The Midwest, where the average cost for a gallon of gas jumped to $1.40, led the nationwide increase. Still, the rise comes as prices in the region have dropped 23.5 cents since the same time a year ago, reflecting a similar decline across the country.
The latest pump price in the United States, based on a weekly survey of more than 800 service stations by the department's Energy Information Administration (EIA), is down 12.8 cents from a year ago.
Fuel prices tend to fall after the busy Labor Day travel weekend, but a glut of gasoline has helped push prices further below the 2001 holiday season. The market remains on edge that an attack on Iraqi President Saddam Hussein could squeeze crude oil imports to the U.S., sending gasoline prices higher, the report said.
Motorists on the West Coast continued to pay the most at the pump even though prices eased 0.7 cents to average $1.52 per gallon. The Lower Atlantic region remained the cheapest as prices rose 0.8 cents to an average $1.31.

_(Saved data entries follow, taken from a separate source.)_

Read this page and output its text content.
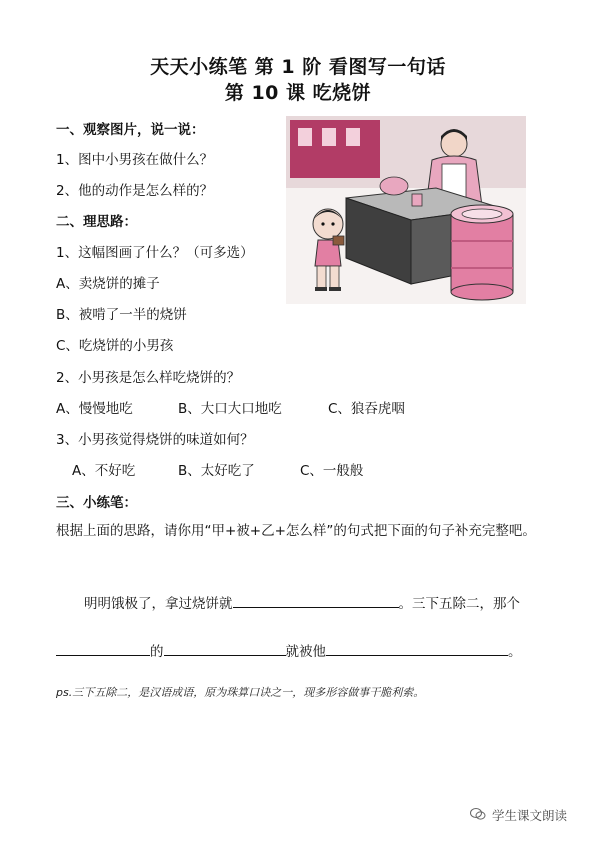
天天小练笔 第 1 阶 看图写一句话
第 10 课 吃烧饼
一、观察图片，说一说：
1、图中小男孩在做什么？
2、他的动作是怎么样的？
二、理思路：
1、这幅图画了什么？（可多选）
A、卖烧饼的摊子
B、被啃了一半的烧饼
C、吃烧饼的小男孩
2、小男孩是怎么样吃烧饼的？
A、慢慢地吃	B、大口大口地吃	C、狼吞虎咽
3、小男孩觉得烧饼的味道如何？
A、不好吃	B、太好吃了	C、一般般
三、小练笔：
根据上面的思路，请你用“甲+被+乙+怎么样”的句式把下面的句子补充完整吧。
明明饿极了，拿过烧饼就	。三下五除二，那个
的	就被他	。
ps.三下五除二，是汉语成语，原为珠算口诀之一，现多形容做事干脆利索。
学生课文朗读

Houston was far-and-away the cheapest place for gasoline prices at $1.33, although it posted the only increase among the six major cities highlighted by the EIA, up 1.9 cents from the prior week. The survey also showed that pump prices in Denver dipped 0.7 cents to $1.40, and Chicago eased 4.6 cents to $1.47.
San Francisco drivers continued to pay the most to fuel-up as the cost for a gallon of gas was $1.64, down 0.8 cents. Prices in the six cities have fallen between 0.2 cents in New York City and 3.3 cents in Chicago from a year ago.
The national price for cleaner-burning reformulated gasoline, which is sold at about one-third of the gas stations in cities and smoggier areas, fell 0.6 cents to $1.47.
U.S. truckers continued to pay more in the latest week as the price for a gallon of diesel rose 1.8 cents to $1.41, its fifth straight weekly increase. Prices, which rose across all major regions except California, are down an estimated 11.3 cents from a year ago.
Truckers in the Lower Atlantic paid the least for diesel at $1.36, up 1.8 cents. The West coast paid the most as prices rose 0.9 cents to $1.56.